I was unschooled. Unschooling is the antithesis of schooling. Homeschooling implicates structure and curriculum but delivered at home. Unschooling implicates self directed learning with little to no structure or curriculum. That is how I learned until I went to school. I went to school to socialize, not to learn, so in that sense I never really learned conventionally or through school.
I found unschooling to be enjoyable and rewarding relative to my experience in private and public school. The main reason stems from how I learn, which is usually a function of my interests and intrinsic motivation. At school there has to be a developmentally appropriate overlap between your interests and the subject you are learning or you will disengage. Hence most people are.
Unschooling is surprisingly uncommon for how effective it is. The concept that investing less in formal education could yield a better outcome in life and personal development is a foreign concept when you consider the zero sum tournament most school implicates. It takes an appreciation for learning and values that is fundamentally incompatible with school.
Unschooling was a better option for me because I am capable of (and prefer) auto-didactic learning to formal education. This was clear before I would have even qualified to attend school. I did not learn to read until I was eleven, which was horrifying to pretty much everyone until it turned out that when I decided to learn to read at eleven I read at a University level. If I went to school, I would have been forced to learn much sooner and be a worse reader as a result.
I am not sure if the way society is structured would be able to support unschooling on a large scale. While it involves arguably less parent labor than homeschooling does, it still implicates significant flexibility and support on the part of parents. I think that for people like me, who are motivated to learn without extrinsic reward and follow our interests, it is the best for learning. If you prefer structure, extrinsic reward, convention or need daily childcare, it is surely worse.
One option that is implicated by this is whether school itself is too structured. I believe that it is. There is a great deal of literature about how in undeveloped areas of the world, natural literacy is often achieved once members of the population are exposed to reading, writing and math on a self selecting timescale. When this happens, most people learn to read, write and do basic math in about a hundred hours of deliberate practice. Sometimes this happens as late as your teens, but almost everyone is capable of it and in only takes about a hundred hours of work. So it is possible without so much structure and cultural baggage preventing people from novel learning.
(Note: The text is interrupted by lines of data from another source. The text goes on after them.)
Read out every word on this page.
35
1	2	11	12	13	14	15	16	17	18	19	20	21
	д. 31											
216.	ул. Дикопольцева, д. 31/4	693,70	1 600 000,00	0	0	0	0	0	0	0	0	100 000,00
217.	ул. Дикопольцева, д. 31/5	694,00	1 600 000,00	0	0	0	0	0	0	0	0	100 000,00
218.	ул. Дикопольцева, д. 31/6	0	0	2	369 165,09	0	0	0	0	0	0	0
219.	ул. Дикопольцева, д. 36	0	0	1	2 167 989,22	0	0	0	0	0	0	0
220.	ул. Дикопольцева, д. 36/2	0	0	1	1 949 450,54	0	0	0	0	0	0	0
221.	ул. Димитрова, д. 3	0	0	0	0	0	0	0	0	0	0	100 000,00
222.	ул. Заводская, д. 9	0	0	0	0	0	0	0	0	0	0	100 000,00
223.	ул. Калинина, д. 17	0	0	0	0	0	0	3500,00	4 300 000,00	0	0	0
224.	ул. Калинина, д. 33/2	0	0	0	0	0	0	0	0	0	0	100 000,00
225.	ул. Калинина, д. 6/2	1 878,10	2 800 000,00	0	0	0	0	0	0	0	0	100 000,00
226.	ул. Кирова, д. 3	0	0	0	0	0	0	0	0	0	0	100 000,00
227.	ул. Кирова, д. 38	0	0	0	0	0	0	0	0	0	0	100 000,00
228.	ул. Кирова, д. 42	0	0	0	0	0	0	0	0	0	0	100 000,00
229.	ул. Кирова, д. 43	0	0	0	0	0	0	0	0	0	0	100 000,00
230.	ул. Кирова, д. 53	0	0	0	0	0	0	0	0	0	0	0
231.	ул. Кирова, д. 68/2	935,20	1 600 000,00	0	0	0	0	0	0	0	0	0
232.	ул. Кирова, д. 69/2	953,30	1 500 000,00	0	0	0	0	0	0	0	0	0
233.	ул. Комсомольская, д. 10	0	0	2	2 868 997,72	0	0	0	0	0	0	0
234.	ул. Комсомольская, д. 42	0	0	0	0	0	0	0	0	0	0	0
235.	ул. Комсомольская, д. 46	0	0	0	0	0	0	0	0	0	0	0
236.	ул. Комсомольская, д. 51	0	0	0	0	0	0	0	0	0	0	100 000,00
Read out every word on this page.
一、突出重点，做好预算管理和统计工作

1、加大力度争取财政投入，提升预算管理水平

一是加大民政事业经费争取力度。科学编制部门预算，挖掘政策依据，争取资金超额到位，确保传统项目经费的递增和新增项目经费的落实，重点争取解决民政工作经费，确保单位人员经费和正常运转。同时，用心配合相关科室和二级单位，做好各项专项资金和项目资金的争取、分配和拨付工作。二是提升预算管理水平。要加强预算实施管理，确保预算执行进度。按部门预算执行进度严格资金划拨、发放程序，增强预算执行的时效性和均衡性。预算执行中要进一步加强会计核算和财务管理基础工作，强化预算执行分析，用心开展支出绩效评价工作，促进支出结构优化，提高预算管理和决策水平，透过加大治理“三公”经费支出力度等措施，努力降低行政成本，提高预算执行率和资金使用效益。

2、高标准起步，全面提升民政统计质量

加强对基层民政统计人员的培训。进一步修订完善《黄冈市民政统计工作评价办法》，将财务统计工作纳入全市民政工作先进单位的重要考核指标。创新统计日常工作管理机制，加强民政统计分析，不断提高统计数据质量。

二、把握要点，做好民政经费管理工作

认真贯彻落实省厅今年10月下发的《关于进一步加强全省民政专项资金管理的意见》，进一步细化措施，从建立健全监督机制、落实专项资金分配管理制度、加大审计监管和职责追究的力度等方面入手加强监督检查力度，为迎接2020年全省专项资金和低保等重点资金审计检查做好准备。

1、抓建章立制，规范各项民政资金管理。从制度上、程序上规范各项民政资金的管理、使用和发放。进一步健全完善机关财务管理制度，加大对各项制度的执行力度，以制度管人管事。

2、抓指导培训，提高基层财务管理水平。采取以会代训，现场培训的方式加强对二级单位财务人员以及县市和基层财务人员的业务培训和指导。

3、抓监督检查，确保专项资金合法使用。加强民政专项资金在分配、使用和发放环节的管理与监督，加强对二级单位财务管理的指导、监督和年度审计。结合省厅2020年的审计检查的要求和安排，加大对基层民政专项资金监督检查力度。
In the future, the ability to synthesize complex problems and navigate ambiguity will be much more valuable than knowledge. Understanding reading, writing and basic math remains important, but with access to the internet almost anyone is capable of learning the basics on their own. This frees up more time to explore creative pursuits that could actually lead to valuable, unique work.
If we teach everyone the same thing in the same environment, we encourage zero sum competition in fields that lack synthesis and creativity and do not solve the bottleneck problems in society. It is a lot of stress and effort wasted because it goes to beating other people instead of doing useful things for them. Perhaps if school reduced structure, the benefit of unschooling would be realized by all, daily childcare instituitions or not.